J'ai réuni suffisamment, merci les canards !

J'ai atteint le level 80 et me suis entièrement équipé en 6 h 40 minutes.



Ainsi, dès ce soir, je suis en mesure d'entamer le farm de la citadelle.

----------


## Mr Slurp

Eh bah c'est pas mal tout ça. Prends le temps de profiter du nouveau donjon quand même avant de te lancer dans un truc aussi chiant et répétitif qu'un farm bête de cita C1. Je sais pas combien tu as emprunté au final, mais pour ma part je suis pas dans le besoin donc y'a pas d'urgence au remboursement.
Bref, prends un peu le temps de jouer  :;):

----------


## Maximelene

Tout ça pour faire un asura quoi...

----------


## Maderone

Oh non... Mais la blague quoi. Un Asura... Tu me dégoûtes !

----------


## Lee Tchii

Pour ma part aussi, ya pas urgence. C'est des po pour Bifrost, alors voilà !

----------


## Odrhann

J'ai fait le choix d'un asura car, c'est un avis tout personnel, leurs animations sont les plus réussies.

----------


## Maximelene

T'as fait le choix d'un asura car t'as aucun goût.

----------


## Maderone

> T'as fait le choix d'un asura car t'as aucun goût.


Tout est dit.

----------


## mikelion

Moi aussi j'ai commis quelques maladresses. Celle qui m'a le plus énervé reste la dépense des anciennes recommandations du capitaine à destination de l'ensemble de mes persos, de quoi acheter une dizaine d'armes du Lion. Avec le même perso, avant de me rendre compte qu'elles étaient liées au perso dès acquisition. Donc inutilisable, genre un fusil pour un rôdeur.
Bon ce n'est pas grave, je n'ai pas effacé de perso, ouf.

----------


## Zepolak

Ma plus grosse connerie...

Euh non je vois pas...  ::trollface::

----------


## Odrhann

:^_^:

----------


## Mr Slurp

> Ma plus grosse connerie...
> 
> Euh non je vois pas...


T'en as dis trop ou pas assez.

----------


## dragou

> T'en as dis trop ou pas assez.


Les noms de ces persos c'est déjà des bourdes monumentales....

----------


## Zepolak

> T'en as dis trop ou pas assez.


C'est de la création d'entropie pure  ::ninja::

----------


## Lee Tchii

En même temps tu souffres d'amnésie sélective chronique.
Donc ...  ::ninja::

----------


## purEcontact

> pure


On m'appel ?

----------


## Odrhann

Mise à jour.

Me reste à rembourser Tatsu, Mr Slurp et Rosetta.
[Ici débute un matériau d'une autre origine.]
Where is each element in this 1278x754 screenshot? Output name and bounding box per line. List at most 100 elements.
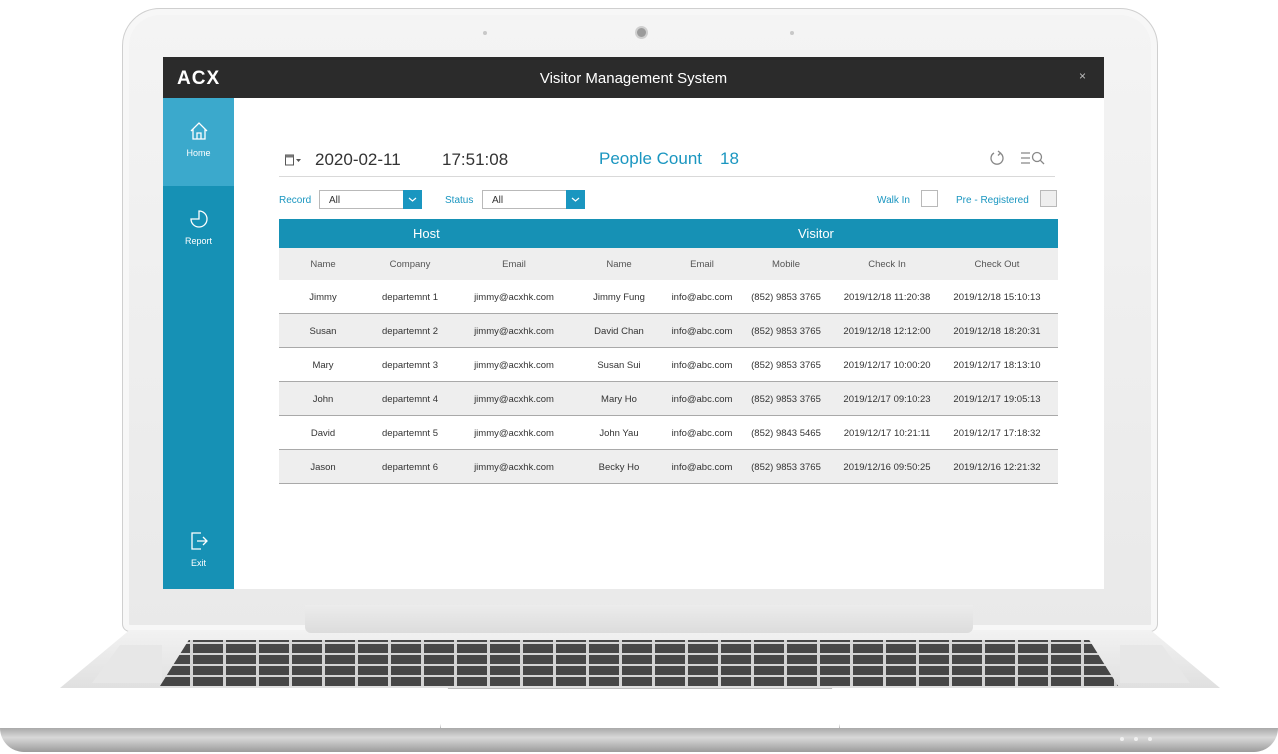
sensor-dot bbox=[483, 31, 487, 35]
col-visitor-email-header: Email bbox=[690, 259, 714, 270]
col-check-out: 2019/12/18 15:10:13 bbox=[953, 292, 1041, 303]
pre-registered-label: Pre - Registered bbox=[956, 195, 1029, 206]
col-host-name: Jason bbox=[310, 462, 336, 473]
calendar-dropdown-icon[interactable] bbox=[285, 154, 302, 166]
laptop-bottom-edge bbox=[0, 728, 1278, 752]
col-visitor-name: John Yau bbox=[599, 428, 639, 439]
table-row[interactable]: Jason departemnt 6 jimmy@acxhk.com Becky Ho… bbox=[279, 450, 1058, 484]
col-check-out: 2019/12/17 18:13:10 bbox=[953, 360, 1041, 371]
filter-bar: Record All Status All Walk In Pre - Regi… bbox=[279, 190, 1058, 212]
close-button[interactable]: × bbox=[1079, 69, 1086, 83]
main-content: 2020-02-11 17:51:08 People Count 18 Reco… bbox=[234, 98, 1104, 589]
people-count-value: 18 bbox=[720, 149, 739, 168]
sidebar-item-label: Home bbox=[186, 148, 211, 158]
indicator-lights bbox=[1120, 737, 1152, 741]
col-check-in: 2019/12/17 10:21:11 bbox=[843, 428, 931, 439]
walk-in-label: Walk In bbox=[877, 195, 910, 206]
title-bar: ACX Visitor Management System × bbox=[163, 57, 1104, 98]
col-visitor-mobile: (852) 9853 3765 bbox=[751, 292, 821, 303]
col-check-in: 2019/12/16 09:50:25 bbox=[843, 462, 931, 473]
col-check-in-header: Check In bbox=[868, 259, 906, 270]
table-row[interactable]: David departemnt 5 jimmy@acxhk.com John Yau… bbox=[279, 416, 1058, 450]
record-label: Record bbox=[279, 195, 312, 206]
toolbar: 2020-02-11 17:51:08 People Count 18 bbox=[279, 144, 1055, 177]
status-label: Status bbox=[445, 195, 474, 206]
col-visitor-mobile: (852) 9843 5465 bbox=[751, 428, 821, 439]
table-column-header: Name Company Email Name Email Mobile Check In C… bbox=[279, 248, 1058, 280]
current-date: 2020-02-11 bbox=[315, 150, 401, 169]
col-visitor-mobile: (852) 9853 3765 bbox=[751, 462, 821, 473]
people-count-label: People Count bbox=[599, 149, 703, 168]
sidebar-item-home[interactable]: Home bbox=[163, 98, 234, 186]
col-visitor-mobile: (852) 9853 3765 bbox=[751, 394, 821, 405]
table-body: Jimmy departemnt 1 jimmy@acxhk.com Jimmy Fu… bbox=[279, 280, 1058, 484]
trackpad bbox=[440, 688, 840, 729]
col-visitor-email: info@abc.com bbox=[671, 292, 733, 303]
status-select-value: All bbox=[492, 195, 504, 206]
col-host-name: John bbox=[312, 394, 334, 405]
table-row[interactable]: Jimmy departemnt 1 jimmy@acxhk.com Jimmy Fu… bbox=[279, 280, 1058, 314]
col-check-out: 2019/12/17 17:18:32 bbox=[953, 428, 1041, 439]
record-select-value: All bbox=[329, 195, 341, 206]
webcam bbox=[635, 26, 648, 39]
col-host-company: departemnt 6 bbox=[382, 462, 438, 473]
col-check-out: 2019/12/18 18:20:31 bbox=[953, 326, 1041, 337]
col-host-email-header: Email bbox=[502, 259, 526, 270]
current-time: 17:51:08 bbox=[442, 150, 509, 169]
col-visitor-name: Becky Ho bbox=[598, 462, 640, 473]
sidebar-item-label: Report bbox=[184, 236, 212, 246]
col-check-in: 2019/12/18 12:12:00 bbox=[843, 326, 931, 337]
app-window: ACX Visitor Management System × Home Rep… bbox=[163, 57, 1104, 589]
col-visitor-name-header: Name bbox=[606, 259, 632, 270]
table-row[interactable]: Susan departemnt 2 jimmy@acxhk.com David Ch… bbox=[279, 314, 1058, 348]
sidebar-item-report[interactable]: Report bbox=[163, 186, 234, 274]
table-group-header: Host Visitor bbox=[279, 219, 1058, 248]
chevron-down-icon bbox=[403, 190, 422, 209]
col-check-out: 2019/12/17 19:05:13 bbox=[953, 394, 1041, 405]
group-host: Host bbox=[413, 226, 440, 241]
col-host-company: departemnt 3 bbox=[382, 360, 438, 371]
col-visitor-name: David Chan bbox=[594, 326, 644, 337]
col-check-in: 2019/12/18 11:20:38 bbox=[843, 292, 931, 303]
filter-search-icon[interactable] bbox=[1020, 150, 1046, 166]
col-host-name: David bbox=[310, 428, 336, 439]
col-host-name: Jimmy bbox=[309, 292, 337, 303]
sensor-dot bbox=[790, 31, 794, 35]
exit-icon bbox=[190, 532, 208, 550]
col-visitor-email: info@abc.com bbox=[671, 462, 733, 473]
refresh-icon[interactable] bbox=[989, 149, 1005, 167]
table-row[interactable]: John departemnt 4 jimmy@acxhk.com Mary Ho in… bbox=[279, 382, 1058, 416]
visitor-table: Host Visitor Name Company Email Name Email Mo… bbox=[279, 219, 1058, 484]
status-select[interactable]: All bbox=[482, 190, 585, 209]
col-host-email: jimmy@acxhk.com bbox=[474, 292, 554, 303]
col-visitor-email: info@abc.com bbox=[671, 394, 733, 405]
sidebar-item-label: Exit bbox=[190, 558, 206, 568]
col-host-email: jimmy@acxhk.com bbox=[474, 428, 554, 439]
walk-in-checkbox[interactable] bbox=[921, 190, 938, 207]
col-check-out: 2019/12/16 12:21:32 bbox=[953, 462, 1041, 473]
col-visitor-mobile: (852) 9853 3765 bbox=[751, 360, 821, 371]
app-title: Visitor Management System bbox=[539, 70, 728, 87]
sidebar-item-exit[interactable]: Exit bbox=[163, 518, 234, 589]
col-host-email: jimmy@acxhk.com bbox=[474, 360, 554, 371]
col-visitor-email: info@abc.com bbox=[671, 428, 733, 439]
col-visitor-email: info@abc.com bbox=[671, 360, 733, 371]
col-visitor-name: Susan Sui bbox=[597, 360, 641, 371]
col-host-company: departemnt 2 bbox=[382, 326, 438, 337]
record-select[interactable]: All bbox=[319, 190, 422, 209]
table-row[interactable]: Mary departemnt 3 jimmy@acxhk.com Susan Sui… bbox=[279, 348, 1058, 382]
col-host-email: jimmy@acxhk.com bbox=[474, 462, 554, 473]
col-visitor-mobile: (852) 9853 3765 bbox=[751, 326, 821, 337]
keyboard bbox=[160, 640, 1118, 686]
col-host-name-header: Name bbox=[310, 259, 336, 270]
pre-registered-checkbox[interactable] bbox=[1040, 190, 1057, 207]
col-host-company: departemnt 5 bbox=[382, 428, 438, 439]
col-host-company-header: Company bbox=[389, 259, 431, 270]
col-visitor-name: Jimmy Fung bbox=[593, 292, 645, 303]
laptop-hinge bbox=[305, 605, 973, 633]
col-host-company: departemnt 4 bbox=[382, 394, 438, 405]
col-visitor-email: info@abc.com bbox=[671, 326, 733, 337]
pie-chart-icon bbox=[189, 210, 208, 228]
col-check-in: 2019/12/17 10:00:20 bbox=[843, 360, 931, 371]
group-visitor: Visitor bbox=[798, 226, 834, 241]
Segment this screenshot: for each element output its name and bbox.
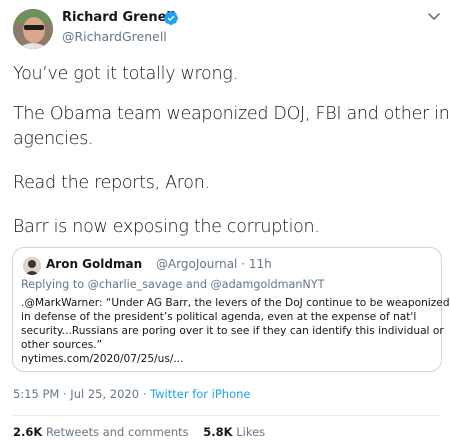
replying-to: Replying to @charlie_savage and @adamgol… (21, 278, 324, 291)
tweet-source-link[interactable]: Twitter for iPhone (150, 387, 251, 401)
quoted-text-line: .@MarkWarner: “Under AG Barr, the levers… (21, 297, 450, 309)
retweets-count: 2.6K (13, 425, 43, 439)
tweet-text-line: Read the reports, Aron. (13, 173, 210, 193)
tweet-stats: 2.6K Retweets and comments 5.8K Likes (13, 425, 265, 439)
retweets-stat[interactable]: 2.6K Retweets and comments (13, 425, 189, 439)
author-handle[interactable]: @RichardGrenell (62, 29, 167, 44)
quoted-text-line: in defense of the president’s political … (21, 311, 417, 323)
likes-label: Likes (232, 425, 266, 439)
quoted-author-name[interactable]: Aron Goldman (46, 257, 142, 271)
likes-stat[interactable]: 5.8K Likes (203, 425, 265, 439)
author-avatar-image (13, 9, 53, 49)
verified-badge-icon (163, 11, 178, 25)
quoted-author-handle-time: @ArgoJournal · 11h (156, 257, 272, 271)
tweet-card: Richard Grenell @RichardGrenell You’ve g… (0, 0, 450, 441)
tweet-text-line: You’ve got it totally wrong. (13, 64, 238, 84)
replying-to-prefix: Replying to (21, 278, 88, 291)
quoted-author-avatar-image (23, 257, 41, 275)
divider (13, 415, 440, 416)
author-name[interactable]: Richard Grenell (62, 10, 175, 25)
quoted-tweet[interactable]: Aron Goldman @ArgoJournal · 11h Replying… (12, 247, 450, 372)
chevron-down-icon[interactable] (427, 12, 441, 22)
retweets-label: Retweets and comments (42, 425, 189, 439)
quoted-author-avatar[interactable] (23, 257, 41, 275)
replying-to-mentions[interactable]: @charlie_savage and @adamgoldmanNYT (88, 278, 325, 291)
tweet-text-line: Barr is now exposing the corruption. (13, 217, 320, 237)
tweet-timestamp[interactable]: 5:15 PM · Jul 25, 2020 · (13, 387, 150, 401)
likes-count: 5.8K (203, 425, 233, 439)
quoted-link[interactable]: nytimes.com/2020/07/25/us/... (21, 353, 184, 365)
tweet-meta: 5:15 PM · Jul 25, 2020 · Twitter for iPh… (13, 387, 251, 401)
tweet-text-line: The Obama team weaponized DOJ, FBI and o… (13, 104, 450, 124)
tweet-text-line: agencies. (13, 129, 94, 149)
quoted-text-line: security...Russians are poring over it t… (21, 325, 444, 337)
author-avatar[interactable] (13, 9, 53, 49)
quoted-text-line: other sources.” (21, 339, 103, 351)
Et Faabo, en plus, pour ses teintures qu'il m'a offert pour les vendre.

----------


## Tatsu-Kan

> Mise à jour.
> 
> Me reste à rembourser Tatsu, Mr Slurp et Rosetta.
> 
> Et Faabo, en plus, pour ses teintures qu'il m'a offert pour les vendre.


J'avais complètement zappé t'avoir prêté 30po ^^

----------


## Odrhann

Merde  ::ninja::

----------